Objective: Sepsis-induced muscle atrophy (SIMA) significantly impairs patient quality of life, yet effective therapeutic strategies remain limited. This study aimed to investigate the protective effects of selenomethionine (Se-Met) on sepsis-induced skeletal muscle atrophy and explore the underlying molecular mechanisms, with the goal of providing a novel theoretical foundation and potential therapeutic approach for sepsis-associated muscle injury. Methods: A murine sepsis model was established via cecal ligation and puncture (CLP), followed by treatment with varying doses of Se-Met. Survival rate, body weight, skeletal muscle mass, and muscle strength were evaluated. Histological analysis (HE staining) was used to assess muscle fiber cross-sectional area. Protein expression levels of Atrogin-1, MuRF1, and pyroptosis-related markers (NLRP3, Caspase-1, GSDMD, IL-18, IL-1β) were examined via Western blot. In vitro, C2C12 myoblasts were stimulated with lipopolysaccharide (LPS) and treated with Se-Met to assess oxidative stress markers (ROS, MDA, SOD, GSH-Px), pyroptosis-related proteins, and inflammatory cytokines (e.g., IL-6, IL-18).
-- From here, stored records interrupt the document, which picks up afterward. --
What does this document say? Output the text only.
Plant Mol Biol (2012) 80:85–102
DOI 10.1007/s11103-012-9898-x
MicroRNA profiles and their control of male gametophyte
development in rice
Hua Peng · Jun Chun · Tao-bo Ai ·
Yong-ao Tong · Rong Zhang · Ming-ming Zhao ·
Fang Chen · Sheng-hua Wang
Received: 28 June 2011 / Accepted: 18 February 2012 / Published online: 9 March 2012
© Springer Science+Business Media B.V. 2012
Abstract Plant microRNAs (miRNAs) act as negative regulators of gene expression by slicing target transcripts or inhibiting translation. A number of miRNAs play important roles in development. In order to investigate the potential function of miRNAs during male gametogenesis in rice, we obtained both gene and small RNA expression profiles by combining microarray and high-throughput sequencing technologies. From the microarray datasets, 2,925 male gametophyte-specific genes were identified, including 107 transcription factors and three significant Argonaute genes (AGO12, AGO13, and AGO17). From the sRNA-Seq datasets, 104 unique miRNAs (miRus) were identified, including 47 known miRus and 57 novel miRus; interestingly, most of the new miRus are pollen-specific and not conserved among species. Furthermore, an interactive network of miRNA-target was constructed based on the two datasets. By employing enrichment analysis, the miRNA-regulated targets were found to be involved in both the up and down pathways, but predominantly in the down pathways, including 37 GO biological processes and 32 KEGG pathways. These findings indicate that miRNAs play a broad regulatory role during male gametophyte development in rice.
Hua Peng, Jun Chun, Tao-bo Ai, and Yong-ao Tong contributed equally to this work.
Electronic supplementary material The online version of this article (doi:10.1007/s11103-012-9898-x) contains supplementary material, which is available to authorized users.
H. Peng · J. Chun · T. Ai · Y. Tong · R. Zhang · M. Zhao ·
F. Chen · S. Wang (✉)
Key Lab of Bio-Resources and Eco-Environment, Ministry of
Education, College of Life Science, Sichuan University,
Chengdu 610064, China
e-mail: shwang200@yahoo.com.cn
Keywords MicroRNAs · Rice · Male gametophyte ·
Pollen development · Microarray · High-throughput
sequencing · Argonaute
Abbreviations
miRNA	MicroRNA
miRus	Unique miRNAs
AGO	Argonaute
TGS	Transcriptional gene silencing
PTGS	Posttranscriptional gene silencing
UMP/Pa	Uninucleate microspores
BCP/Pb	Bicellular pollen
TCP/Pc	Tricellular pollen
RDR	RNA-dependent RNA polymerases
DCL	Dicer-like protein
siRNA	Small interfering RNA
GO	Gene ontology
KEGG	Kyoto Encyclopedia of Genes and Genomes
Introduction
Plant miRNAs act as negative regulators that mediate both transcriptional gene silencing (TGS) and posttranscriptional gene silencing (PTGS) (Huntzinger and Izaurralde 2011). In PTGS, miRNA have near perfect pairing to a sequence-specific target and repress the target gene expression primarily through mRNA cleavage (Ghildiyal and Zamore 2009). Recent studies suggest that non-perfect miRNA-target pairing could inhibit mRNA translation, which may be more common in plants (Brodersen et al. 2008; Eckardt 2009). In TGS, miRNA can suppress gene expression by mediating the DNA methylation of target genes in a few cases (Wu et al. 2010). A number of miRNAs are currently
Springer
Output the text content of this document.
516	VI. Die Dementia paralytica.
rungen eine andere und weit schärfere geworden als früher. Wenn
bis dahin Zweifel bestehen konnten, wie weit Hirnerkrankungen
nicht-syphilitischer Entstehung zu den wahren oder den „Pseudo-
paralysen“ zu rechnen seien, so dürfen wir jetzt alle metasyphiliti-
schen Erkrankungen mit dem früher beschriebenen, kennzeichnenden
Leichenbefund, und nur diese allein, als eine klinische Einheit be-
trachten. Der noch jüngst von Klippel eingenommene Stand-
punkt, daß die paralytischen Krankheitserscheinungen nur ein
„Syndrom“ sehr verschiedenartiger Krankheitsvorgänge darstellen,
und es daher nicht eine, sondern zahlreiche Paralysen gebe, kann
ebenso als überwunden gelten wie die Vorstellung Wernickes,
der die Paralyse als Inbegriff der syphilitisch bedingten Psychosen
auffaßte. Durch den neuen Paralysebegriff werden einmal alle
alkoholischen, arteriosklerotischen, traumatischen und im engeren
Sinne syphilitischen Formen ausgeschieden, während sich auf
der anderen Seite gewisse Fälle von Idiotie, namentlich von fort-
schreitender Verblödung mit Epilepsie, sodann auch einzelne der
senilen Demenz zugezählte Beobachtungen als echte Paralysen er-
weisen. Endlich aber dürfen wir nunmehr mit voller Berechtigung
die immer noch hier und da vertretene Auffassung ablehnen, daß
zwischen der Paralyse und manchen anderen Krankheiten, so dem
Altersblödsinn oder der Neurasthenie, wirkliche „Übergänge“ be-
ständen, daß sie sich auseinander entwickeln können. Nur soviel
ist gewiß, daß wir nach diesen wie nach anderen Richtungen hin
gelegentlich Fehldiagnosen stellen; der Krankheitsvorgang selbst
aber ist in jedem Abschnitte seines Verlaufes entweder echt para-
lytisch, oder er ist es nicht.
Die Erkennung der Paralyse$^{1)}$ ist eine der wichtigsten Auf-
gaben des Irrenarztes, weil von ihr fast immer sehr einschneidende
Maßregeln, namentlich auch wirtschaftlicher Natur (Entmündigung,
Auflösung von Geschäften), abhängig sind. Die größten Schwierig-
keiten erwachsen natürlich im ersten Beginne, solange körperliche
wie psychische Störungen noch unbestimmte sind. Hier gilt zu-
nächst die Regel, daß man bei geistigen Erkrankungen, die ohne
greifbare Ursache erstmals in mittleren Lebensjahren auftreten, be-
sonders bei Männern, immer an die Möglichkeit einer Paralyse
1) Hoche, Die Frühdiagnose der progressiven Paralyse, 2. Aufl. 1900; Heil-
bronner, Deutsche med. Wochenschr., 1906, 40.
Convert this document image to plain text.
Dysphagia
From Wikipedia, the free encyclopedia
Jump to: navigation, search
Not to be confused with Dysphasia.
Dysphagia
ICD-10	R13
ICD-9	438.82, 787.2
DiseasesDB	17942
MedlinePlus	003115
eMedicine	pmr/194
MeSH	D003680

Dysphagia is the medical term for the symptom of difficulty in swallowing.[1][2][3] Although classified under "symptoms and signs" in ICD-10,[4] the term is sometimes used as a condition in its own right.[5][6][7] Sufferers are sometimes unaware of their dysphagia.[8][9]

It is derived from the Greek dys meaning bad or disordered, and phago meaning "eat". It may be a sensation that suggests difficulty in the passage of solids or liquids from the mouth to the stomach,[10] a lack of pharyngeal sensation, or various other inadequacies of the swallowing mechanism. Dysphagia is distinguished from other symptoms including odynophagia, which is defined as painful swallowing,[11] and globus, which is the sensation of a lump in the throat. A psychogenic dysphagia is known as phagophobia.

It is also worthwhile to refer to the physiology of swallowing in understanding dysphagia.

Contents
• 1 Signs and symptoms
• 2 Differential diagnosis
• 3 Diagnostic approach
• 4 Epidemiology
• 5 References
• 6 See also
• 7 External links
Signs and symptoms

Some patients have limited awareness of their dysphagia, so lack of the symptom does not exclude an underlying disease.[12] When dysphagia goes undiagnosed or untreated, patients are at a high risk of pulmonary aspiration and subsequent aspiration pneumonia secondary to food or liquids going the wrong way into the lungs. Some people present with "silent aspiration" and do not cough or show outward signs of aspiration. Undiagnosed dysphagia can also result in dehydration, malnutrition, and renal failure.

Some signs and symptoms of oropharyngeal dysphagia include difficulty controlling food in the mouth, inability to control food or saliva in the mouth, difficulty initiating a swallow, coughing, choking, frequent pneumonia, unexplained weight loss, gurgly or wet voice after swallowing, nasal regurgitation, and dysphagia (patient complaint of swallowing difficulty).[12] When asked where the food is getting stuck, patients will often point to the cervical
ROS scavenger NAC, NLRP3 agonist, and ROS inducer were employed in mechanistic studies to further elucidate the molecular mechanisms. Results: Se-Met significantly improved survival, body weight, and muscle strength in septic mice, and alleviated skeletal muscle atrophy. Mechanistically, Se-Met inhibited the NLRP3/Caspase-1/GSDMD signaling axis, thereby reducing pyroptosis and the expression of inflammatory cytokines such as IL-6, IL-18, and IL-1β. Furthermore, Se-Met decreased ROS accumulation, enhanced antioxidant enzyme activities, and suppressed pyroptosis through regulation of the ROS/NLRP3 pathway, ultimately reducing protein degradation mediated by Atrogin-1 and MuRF1. Conclusion: This study demonstrates that Se-Met mitigates sepsis-induced skeletal muscle atrophy by exerting antioxidant effects, inhibiting pyroptosis, and modulating inflammatory responses. The findings highlight the critical role of the ROS/NLRP3 signaling pathway in the protective action of Se-Met, providing new experimental evidence for its potential application in sepsis and other oxidative stress-related diseases.